Credit Karma buys UK credit scoring platform from TransUnion in first expansion beyond North America


Credit Karma, one of the world’s most valuable financial technology (fintech) companies, is buying U.K. credit scoring service Noddle from TransUnion to make its first expansion beyond North America.

The deal, announced Monday, will see Noddle’s more than 35 employees in the English cities of London and Leeds join Credit Karma. The San Francisco-based company, which currently operates in the U.S and Canada, plans to more than double its British workforce in the next 12 months.

The agreement will also see Credit Karma add Noddle’s more than 4 million customers to its platform, increasing the fintech firm’s total global user base to over 89 million.

Financial terms of the transaction were not disclosed. The acquisition is subject to approval from U.K. financial watchdog the Financial Conduct Authority, and is expected to close either later this year or by early 2019.

Nichole Mustard, Credit Karma’s chief revenue officer, said the personal finance firm chose Noddle as its acquisition target due to the service’s status as an early mover in the free credit scoring space. The platform was launched in 2011 by its then-parent company Callcredit.

“I think when you’re entering a new market, the ability to get scale is important,” she told CNBC over the phone on Monday.

Mustard said the firm would look to “employ everything” it currently offers in the U.S. and Canada to British customers, and would seek to understand the U.K. market more as it enters the country. She added that she saw a “significant opportunity for growth” in Britain.

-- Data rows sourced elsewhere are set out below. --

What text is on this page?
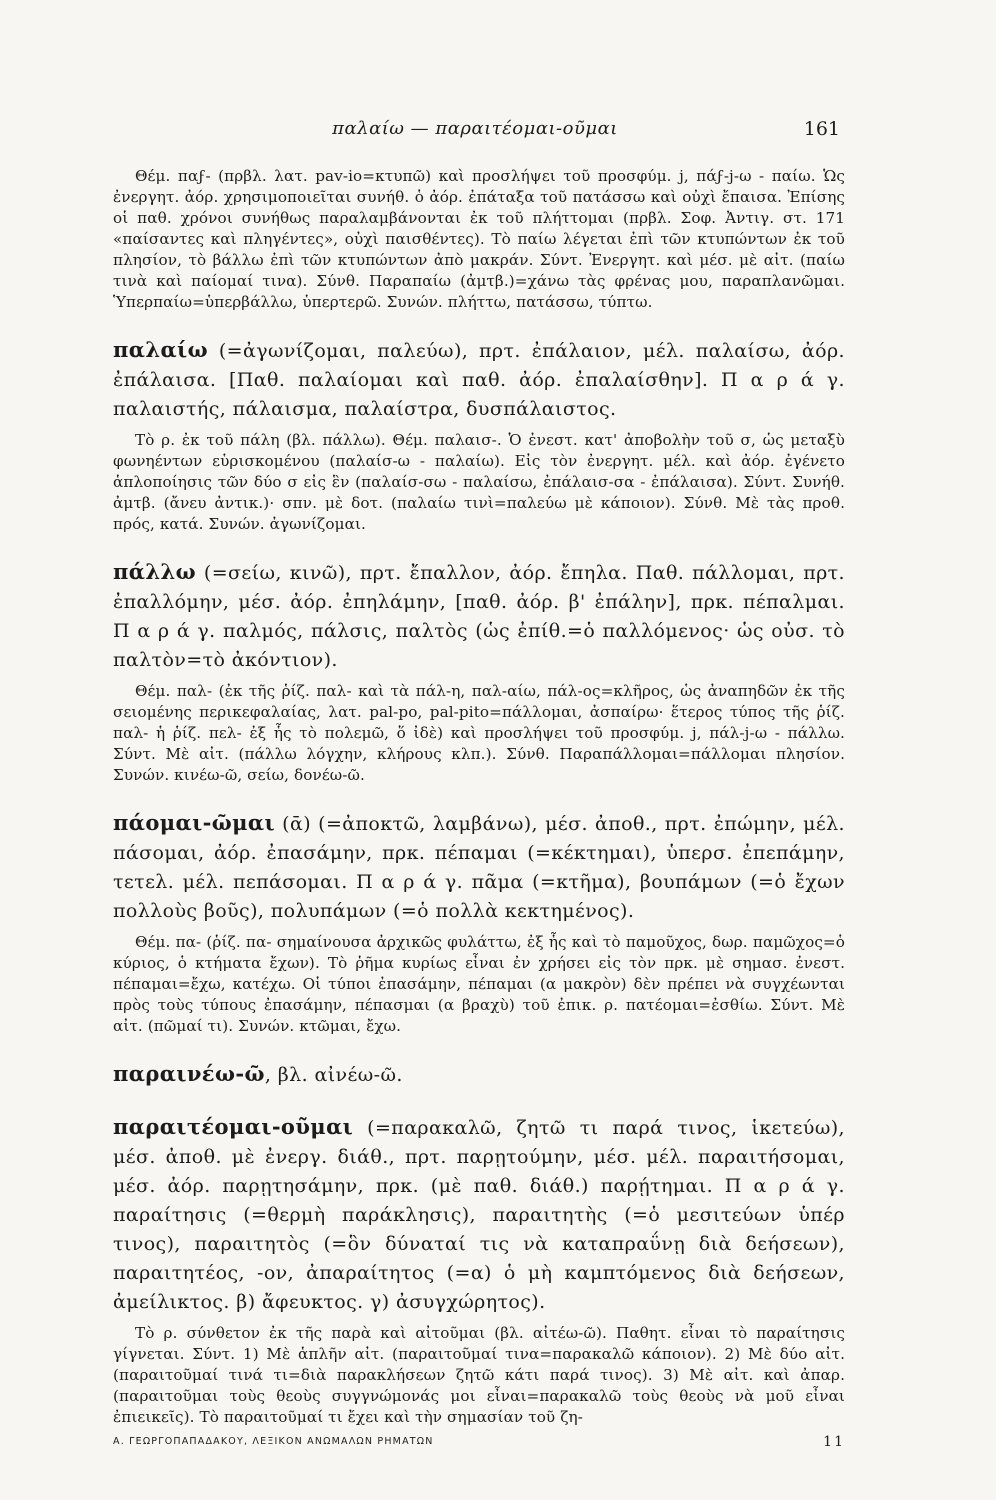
παλαίω — παραιτέομαι-οῦμαι	161

Θέμ. παϝ- (πρβλ. λατ. pav-io=κτυπῶ) καὶ προσλήψει τοῦ προσφύμ. j, πάϝ-j-ω - παίω. Ὡς ἐνεργητ. ἀόρ. χρησιμοποιεῖται συνήθ. ὁ ἀόρ. ἐπάταξα τοῦ πατάσσω καὶ οὐχὶ ἔπαισα. Ἐπίσης οἱ παθ. χρόνοι συνήθως παραλαμβάνονται ἐκ τοῦ πλήττομαι (πρβλ. Σοφ. Ἀντιγ. στ. 171 «παίσαντες καὶ πληγέντες», οὐχὶ παισθέντες). Τὸ παίω λέγεται ἐπὶ τῶν κτυπώντων ἐκ τοῦ πλησίον, τὸ βάλλω ἐπὶ τῶν κτυπώντων ἀπὸ μακράν. Σύντ. Ἐνεργητ. καὶ μέσ. μὲ αἰτ. (παίω τινὰ καὶ παίομαί τινα). Σύνθ. Παραπαίω (ἀμτβ.)=χάνω τὰς φρένας μου, παραπλανῶμαι. Ὑπερπαίω=ὑπερβάλλω, ὑπερτερῶ. Συνών. πλήττω, πατάσσω, τύπτω.

παλαίω (=ἀγωνίζομαι, παλεύω), πρτ. ἐπάλαιον, μέλ. παλαίσω, ἀόρ. ἐπάλαισα. [Παθ. παλαίομαι καὶ παθ. ἀόρ. ἐπαλαίσθην]. Π α ρ ά γ. παλαιστής, πάλαισμα, παλαίστρα, δυσπάλαιστος.

Τὸ ρ. ἐκ τοῦ πάλη (βλ. πάλλω). Θέμ. παλαισ-. Ὁ ἐνεστ. κατ' ἀποβολὴν τοῦ σ, ὡς μεταξὺ φωνηέντων εὑρισκομένου (παλαίσ-ω - παλαίω). Εἰς τὸν ἐνεργητ. μέλ. καὶ ἀόρ. ἐγένετο ἁπλοποίησις τῶν δύο σ εἰς ἓν (παλαίσ-σω - παλαίσω, ἐπάλαισ-σα - ἐπάλαισα). Σύντ. Συνήθ. ἀμτβ. (ἄνευ ἀντικ.)· σπν. μὲ δοτ. (παλαίω τινὶ=παλεύω μὲ κάποιον). Σύνθ. Μὲ τὰς προθ. πρός, κατά. Συνών. ἀγωνίζομαι.

πάλλω (=σείω, κινῶ), πρτ. ἔπαλλον, ἀόρ. ἔπηλα. Παθ. πάλλομαι, πρτ. ἐπαλλόμην, μέσ. ἀόρ. ἐπηλάμην, [παθ. ἀόρ. β' ἐπάλην], πρκ. πέπαλμαι. Π α ρ ά γ. παλμός, πάλσις, παλτὸς (ὡς ἐπίθ.=ὁ παλλόμενος· ὡς οὐσ. τὸ παλτὸν=τὸ ἀκόντιον).

Θέμ. παλ- (ἐκ τῆς ῥίζ. παλ- καὶ τὰ πάλ-η, παλ-αίω, πάλ-ος=κλῆρος, ὡς ἀναπηδῶν ἐκ τῆς σειομένης περικεφαλαίας, λατ. pal-po, pal-pito=πάλλομαι, ἀσπαίρω· ἕτερος τύπος τῆς ῥίζ. παλ- ἡ ῥίζ. πελ- ἐξ ἧς τὸ πολεμῶ, ὅ ἰδὲ) καὶ προσλήψει τοῦ προσφύμ. j, πάλ-j-ω - πάλλω. Σύντ. Μὲ αἰτ. (πάλλω λόγχην, κλήρους κλπ.). Σύνθ. Παραπάλλομαι=πάλλομαι πλησίον. Συνών. κινέω-ῶ, σείω, δονέω-ῶ.

πάομαι-ῶμαι (ᾱ) (=ἀποκτῶ, λαμβάνω), μέσ. ἀποθ., πρτ. ἐπώμην, μέλ. πάσομαι, ἀόρ. ἐπασάμην, πρκ. πέπαμαι (=κέκτημαι), ὑπερσ. ἐπεπάμην, τετελ. μέλ. πεπάσομαι. Π α ρ ά γ. πᾶμα (=κτῆμα), βουπάμων (=ὁ ἔχων πολλοὺς βοῦς), πολυπάμων (=ὁ πολλὰ κεκτημένος).

Θέμ. πα- (ῥίζ. πα- σημαίνουσα ἀρχικῶς φυλάττω, ἐξ ἧς καὶ τὸ παμοῦχος, δωρ. παμῶχος=ὁ κύριος, ὁ κτήματα ἔχων). Τὸ ῥῆμα κυρίως εἶναι ἐν χρήσει εἰς τὸν πρκ. μὲ σημασ. ἐνεστ. πέπαμαι=ἔχω, κατέχω. Οἱ τύποι ἐπασάμην, πέπαμαι (α μακρὸν) δὲν πρέπει νὰ συγχέωνται πρὸς τοὺς τύπους ἐπασάμην, πέπασμαι (α βραχὺ) τοῦ ἐπικ. ρ. πατέομαι=ἐσθίω. Σύντ. Μὲ αἰτ. (πῶμαί τι). Συνών. κτῶμαι, ἔχω.

παραινέω-ῶ, βλ. αἰνέω-ῶ.

παραιτέομαι-οῦμαι (=παρακαλῶ, ζητῶ τι παρά τινος, ἱκετεύω), μέσ. ἀποθ. μὲ ἐνεργ. διάθ., πρτ. παρῃτούμην, μέσ. μέλ. παραιτήσομαι, μέσ. ἀόρ. παρῃτησάμην, πρκ. (μὲ παθ. διάθ.) παρῄτημαι. Π α ρ ά γ. παραίτησις (=θερμὴ παράκλησις), παραιτητὴς (=ὁ μεσιτεύων ὑπέρ τινος), παραιτητὸς (=ὃν δύναταί τις νὰ καταπραΰνῃ διὰ δεήσεων), παραιτητέος, -ον, ἀπαραίτητος (=α) ὁ μὴ καμπτόμενος διὰ δεήσεων, ἀμείλικτος. β) ἄφευκτος. γ) ἀσυγχώρητος).

Τὸ ρ. σύνθετον ἐκ τῆς παρὰ καὶ αἰτοῦμαι (βλ. αἰτέω-ῶ). Παθητ. εἶναι τὸ παραίτησις γίγνεται. Σύντ. 1) Μὲ ἁπλῆν αἰτ. (παραιτοῦμαί τινα=παρακαλῶ κάποιον). 2) Μὲ δύο αἰτ. (παραιτοῦμαί τινά τι=διὰ παρακλήσεων ζητῶ κάτι παρά τινος). 3) Μὲ αἰτ. καὶ ἀπαρ. (παραιτοῦμαι τοὺς θεοὺς συγγνώμονάς μοι εἶναι=παρακαλῶ τοὺς θεοὺς νὰ μοῦ εἶναι ἐπιεικεῖς). Τὸ παραιτοῦμαί τι ἔχει καὶ τὴν σημασίαν τοῦ ζη-

Α. ΓΕΩΡΓΟΠΑΠΑΔΑΚΟΥ, ΛΕΞΙΚΟΝ ΑΝΩΜΑΛΩΝ ΡΗΜΑΤΩΝ	11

Credit Karma offers customers free access to credit scores and reports from credit reporting agencies Equifax and TransUnion. It makes money by matching users with financial products like credit cards and personal loans offered by lenders.

The firm says it is profitable and, according to a report by Bloomberg earlier this year, it posted revenue of $682 million last year — although that missed its own 2017 revenue goal of $790 million, the publication reported, citing an internal presentation.

Since it was founded in 2007, the company has evolved its services to help connect customers with other products, including auto loans and insurance.